On last Friday’s Washington Week, PBS moderator Gwen Ifill brought in a panel of four liberal journalists to dissect the three scandals that have plagued the Obama administration the past couple of weeks. Predictably, most of the panelists attempted to downplay the seriousness of the Benghazi fiasco.
Midway through the Benghazi discussion, Ifill turned to The Washington Post’s Ed O’Keefe and posed the question that has surely been on every left-wing reporter’s mind for months: “But Ed, why is this -- why is this stuck? Why is this a story that never went away?” [Video below. MP3 audio here.]
Well, maybe it never went away because it was a massive security and intelligence failure that cost four Americans their lives. Or maybe because the White House sent Ambassador Susan Rice out to lie to the world about the reason for the attack. Or maybe because they are now trying to cover up the coverup by claiming that only one word of Rice’s talking points were changed, when we now know they went through 12 iterations.
In short, this story has staying power because it is an enormous case of government incompetence and deceit. No matter how much the liberal media wants it to disappear, it has endured because it is, in fact, a major story.
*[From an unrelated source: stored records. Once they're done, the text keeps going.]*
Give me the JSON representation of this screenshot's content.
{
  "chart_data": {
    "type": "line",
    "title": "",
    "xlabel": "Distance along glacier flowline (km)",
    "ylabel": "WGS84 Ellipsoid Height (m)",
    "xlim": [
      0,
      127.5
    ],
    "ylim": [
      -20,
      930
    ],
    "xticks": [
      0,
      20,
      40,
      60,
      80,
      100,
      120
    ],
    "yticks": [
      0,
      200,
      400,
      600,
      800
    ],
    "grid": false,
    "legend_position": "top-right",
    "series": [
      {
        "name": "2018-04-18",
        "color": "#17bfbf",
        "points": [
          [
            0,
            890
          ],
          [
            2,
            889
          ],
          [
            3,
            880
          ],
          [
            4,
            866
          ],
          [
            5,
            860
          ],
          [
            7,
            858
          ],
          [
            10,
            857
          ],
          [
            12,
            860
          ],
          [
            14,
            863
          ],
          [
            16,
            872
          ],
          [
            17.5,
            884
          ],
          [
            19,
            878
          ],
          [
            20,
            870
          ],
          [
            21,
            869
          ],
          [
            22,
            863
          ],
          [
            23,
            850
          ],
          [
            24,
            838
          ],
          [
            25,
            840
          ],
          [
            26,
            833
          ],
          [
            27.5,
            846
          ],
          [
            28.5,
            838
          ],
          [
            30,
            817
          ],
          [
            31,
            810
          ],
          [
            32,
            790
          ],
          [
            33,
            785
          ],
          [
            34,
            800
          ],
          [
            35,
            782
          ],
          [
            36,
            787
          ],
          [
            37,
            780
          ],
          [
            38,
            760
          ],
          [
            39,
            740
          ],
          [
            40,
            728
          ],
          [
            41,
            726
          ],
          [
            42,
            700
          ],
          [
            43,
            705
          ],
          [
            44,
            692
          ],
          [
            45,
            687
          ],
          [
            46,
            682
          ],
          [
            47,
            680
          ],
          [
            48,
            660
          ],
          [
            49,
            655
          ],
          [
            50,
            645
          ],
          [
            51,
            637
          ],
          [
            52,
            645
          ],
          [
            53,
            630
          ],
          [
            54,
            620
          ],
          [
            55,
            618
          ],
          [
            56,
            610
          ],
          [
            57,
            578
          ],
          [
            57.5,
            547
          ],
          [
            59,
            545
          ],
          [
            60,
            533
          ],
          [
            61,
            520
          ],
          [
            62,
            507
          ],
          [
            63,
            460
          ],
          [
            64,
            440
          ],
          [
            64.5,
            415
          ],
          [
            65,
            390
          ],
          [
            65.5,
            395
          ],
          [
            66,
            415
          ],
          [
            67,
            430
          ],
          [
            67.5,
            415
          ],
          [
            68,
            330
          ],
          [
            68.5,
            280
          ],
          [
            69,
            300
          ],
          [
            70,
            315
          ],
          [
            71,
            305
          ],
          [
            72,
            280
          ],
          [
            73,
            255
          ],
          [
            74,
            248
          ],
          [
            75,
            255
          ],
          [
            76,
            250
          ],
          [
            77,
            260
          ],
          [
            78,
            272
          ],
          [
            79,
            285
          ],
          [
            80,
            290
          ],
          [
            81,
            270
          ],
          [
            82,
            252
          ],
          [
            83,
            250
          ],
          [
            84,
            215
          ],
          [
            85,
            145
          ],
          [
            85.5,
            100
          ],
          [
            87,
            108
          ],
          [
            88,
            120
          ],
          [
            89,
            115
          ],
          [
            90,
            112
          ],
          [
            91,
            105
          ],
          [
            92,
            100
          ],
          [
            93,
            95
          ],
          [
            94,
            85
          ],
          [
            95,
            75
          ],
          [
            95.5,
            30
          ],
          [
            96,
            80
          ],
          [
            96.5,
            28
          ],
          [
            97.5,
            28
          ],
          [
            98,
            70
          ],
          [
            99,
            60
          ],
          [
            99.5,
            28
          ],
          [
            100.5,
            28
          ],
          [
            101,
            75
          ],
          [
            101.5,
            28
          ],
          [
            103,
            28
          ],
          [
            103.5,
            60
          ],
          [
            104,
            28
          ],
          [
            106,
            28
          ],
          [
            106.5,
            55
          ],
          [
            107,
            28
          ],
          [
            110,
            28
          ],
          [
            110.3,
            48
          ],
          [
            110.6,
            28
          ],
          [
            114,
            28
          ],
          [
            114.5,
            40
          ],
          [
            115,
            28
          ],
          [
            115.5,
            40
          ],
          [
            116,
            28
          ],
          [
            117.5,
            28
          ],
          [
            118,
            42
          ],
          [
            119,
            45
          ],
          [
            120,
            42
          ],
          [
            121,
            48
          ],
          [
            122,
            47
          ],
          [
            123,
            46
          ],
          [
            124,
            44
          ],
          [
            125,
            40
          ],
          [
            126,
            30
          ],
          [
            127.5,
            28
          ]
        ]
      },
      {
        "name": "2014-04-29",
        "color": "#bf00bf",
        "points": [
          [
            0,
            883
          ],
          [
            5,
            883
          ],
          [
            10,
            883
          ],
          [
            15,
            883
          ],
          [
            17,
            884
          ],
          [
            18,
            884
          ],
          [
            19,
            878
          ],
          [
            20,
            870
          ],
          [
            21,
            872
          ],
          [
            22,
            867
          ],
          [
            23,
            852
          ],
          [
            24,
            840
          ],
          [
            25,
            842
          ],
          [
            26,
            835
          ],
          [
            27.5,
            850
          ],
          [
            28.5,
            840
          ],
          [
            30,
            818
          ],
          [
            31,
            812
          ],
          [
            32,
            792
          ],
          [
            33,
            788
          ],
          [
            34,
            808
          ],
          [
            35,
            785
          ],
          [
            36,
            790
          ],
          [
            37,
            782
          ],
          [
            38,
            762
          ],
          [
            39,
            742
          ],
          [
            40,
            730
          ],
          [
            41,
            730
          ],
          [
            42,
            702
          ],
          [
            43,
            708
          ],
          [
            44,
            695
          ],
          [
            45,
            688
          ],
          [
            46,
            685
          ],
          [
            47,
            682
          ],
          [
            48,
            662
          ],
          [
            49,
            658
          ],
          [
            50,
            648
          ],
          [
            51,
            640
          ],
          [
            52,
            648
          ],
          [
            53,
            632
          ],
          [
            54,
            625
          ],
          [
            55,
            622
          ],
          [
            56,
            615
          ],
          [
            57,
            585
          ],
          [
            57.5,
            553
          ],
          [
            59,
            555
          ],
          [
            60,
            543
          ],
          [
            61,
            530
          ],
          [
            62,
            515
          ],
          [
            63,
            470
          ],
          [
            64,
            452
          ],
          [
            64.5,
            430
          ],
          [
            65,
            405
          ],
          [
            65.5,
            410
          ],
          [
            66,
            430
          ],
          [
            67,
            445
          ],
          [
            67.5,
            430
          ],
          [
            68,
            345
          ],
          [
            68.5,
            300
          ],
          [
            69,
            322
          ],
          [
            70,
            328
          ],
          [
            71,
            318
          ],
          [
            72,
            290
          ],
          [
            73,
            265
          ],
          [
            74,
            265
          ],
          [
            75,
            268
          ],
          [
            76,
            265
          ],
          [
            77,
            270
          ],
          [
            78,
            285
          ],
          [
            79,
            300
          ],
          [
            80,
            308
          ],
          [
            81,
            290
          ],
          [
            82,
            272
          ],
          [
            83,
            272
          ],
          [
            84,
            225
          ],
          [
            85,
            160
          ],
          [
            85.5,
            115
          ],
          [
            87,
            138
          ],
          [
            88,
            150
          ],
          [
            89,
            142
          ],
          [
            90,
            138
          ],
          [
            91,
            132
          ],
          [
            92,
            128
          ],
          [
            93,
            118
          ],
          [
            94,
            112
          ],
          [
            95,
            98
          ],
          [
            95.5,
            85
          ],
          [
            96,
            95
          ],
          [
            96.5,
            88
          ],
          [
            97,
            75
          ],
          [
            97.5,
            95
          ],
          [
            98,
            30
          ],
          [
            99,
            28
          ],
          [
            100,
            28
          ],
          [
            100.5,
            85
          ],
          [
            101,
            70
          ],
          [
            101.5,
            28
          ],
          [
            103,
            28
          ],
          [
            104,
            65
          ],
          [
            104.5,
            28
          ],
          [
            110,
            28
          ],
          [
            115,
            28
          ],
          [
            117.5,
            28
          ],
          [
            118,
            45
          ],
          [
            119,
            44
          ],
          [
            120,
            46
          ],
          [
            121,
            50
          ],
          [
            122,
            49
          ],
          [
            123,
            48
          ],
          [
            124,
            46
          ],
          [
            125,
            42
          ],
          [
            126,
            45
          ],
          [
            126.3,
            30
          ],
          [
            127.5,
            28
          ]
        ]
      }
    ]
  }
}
Right-wing media outlets have always been willing to hold the administration’s feet to the fire on this issue, as have Republicans in Congress.
For his part, O’Keefe gave House Republicans credit for keeping the story alive. But he wished they would just be satisfied with the e-mails released by the White House late last week: “And now that they have these emails, the fact that we're talking about it at all, to them is a victory.”
Why should Republicans stop talking about Benghazi when those emails confirmed one of their major suspicions – that administration officials had scrubbed Rice’s talking points of any reference to terrorism, or to prior CIA warnings of an al-Qaeda threat in the area? Shouldn’t O’Keefe, as a responsible reporter, be interested in pursuing this further?
O’Keefe also fell back on liberals’ favorite Benghazi narrative: Republicans are just out to destroy Hillary Clinton since, "2016 is coming" and "The thought is that she's the Democratic front runner. Republicans are doing everything they can to deflate her wildly good poll numbers."
Like many journalists in the past two weeks, O’Keefe also parroted House Republican leadership’s warning: “House Republican leadership is saying... be careful. Don't overreach. Don't turn this into a Lewinsky-like scandal where we begin to look ridiculous for doing some things and saying things.”
To this, CNBC’s John Harwood, seated to O’Keefe’s left, scoffed, “I think we’re already there.” Of course, Harwood is the same man who said last weekend that Republicans should go easy on these scandals so as not to impede their efforts to change their party, so his personal bias is pretty much set in stone.
Near the end of the show, Ifill turned to one of the “unintended consequences” of the week: the Tea Party has come roaring back. O’Keefe agreed that the IRS scandal had launched the Tea Party back into prominence. He sniffed, “I mean, it becomes a fundraising tool for them again. It reminds people that they existed. They're relevant again.”
Of course, they were never gone. They have been with us this whole time, always fighting for smaller government and increased fiscal discipline. The liberal media may have wanted the Tea Party to disappear, but it is still around and still relevant. Much like the Benghazi story.
Below is a partial transcript of the segments:
GWEN IFILL: But Ed, why is this -- why is this stuck? Why is this a story that never went away?
ED O’KEEFE: It never went away because House Republicans especially believed that there was always something more. And now that they have these emails, the fact that we're talking about it at all, to them is a victory. They continue to believe that, you know, that they haven't heard necessarily everything they could from Secretary of State Hillary Clinton. The fact that this internal review that was done at the State Department didn't involve actually talking to her about what she knew, even though the two people who wrote the report said that she didn’t know anything so we didn’t bother having to talk to her about it. You know, that sits out there. The other big reason is Hillary Clinton herself. 2016 is coming. The thought is that she's the Democratic front runner. Republicans are doing everything they can to deflate her wildly good poll numbers. And see this as an opportunity. The big problem, just real quick, is that now House Republican leadership is saying, despite their genuine concerns and interests in this, be careful. Don't overreach. Don't turn this into a Lewinsky-like scandal where we begin to look ridiculous for doing some things and saying things. Let's do a measured response.
JOHN HARWOOD: I think we're already there.
O’KEEFE: Well, some would say.
IFILL: Let's talk about some of the unintended consequences of this week. One of them is that the Tea Party, which we had not heard much of for a long time, is roaring back.
O’KEEFE: Back in a big way, absolutely. I mean, it becomes a fundraising tool for them again. It reminds people that they existed. They're relevant again. And it requires now the Republicans in Congress and also, frankly, the national party apparatus to stand up for them because they understand that these are the base voters.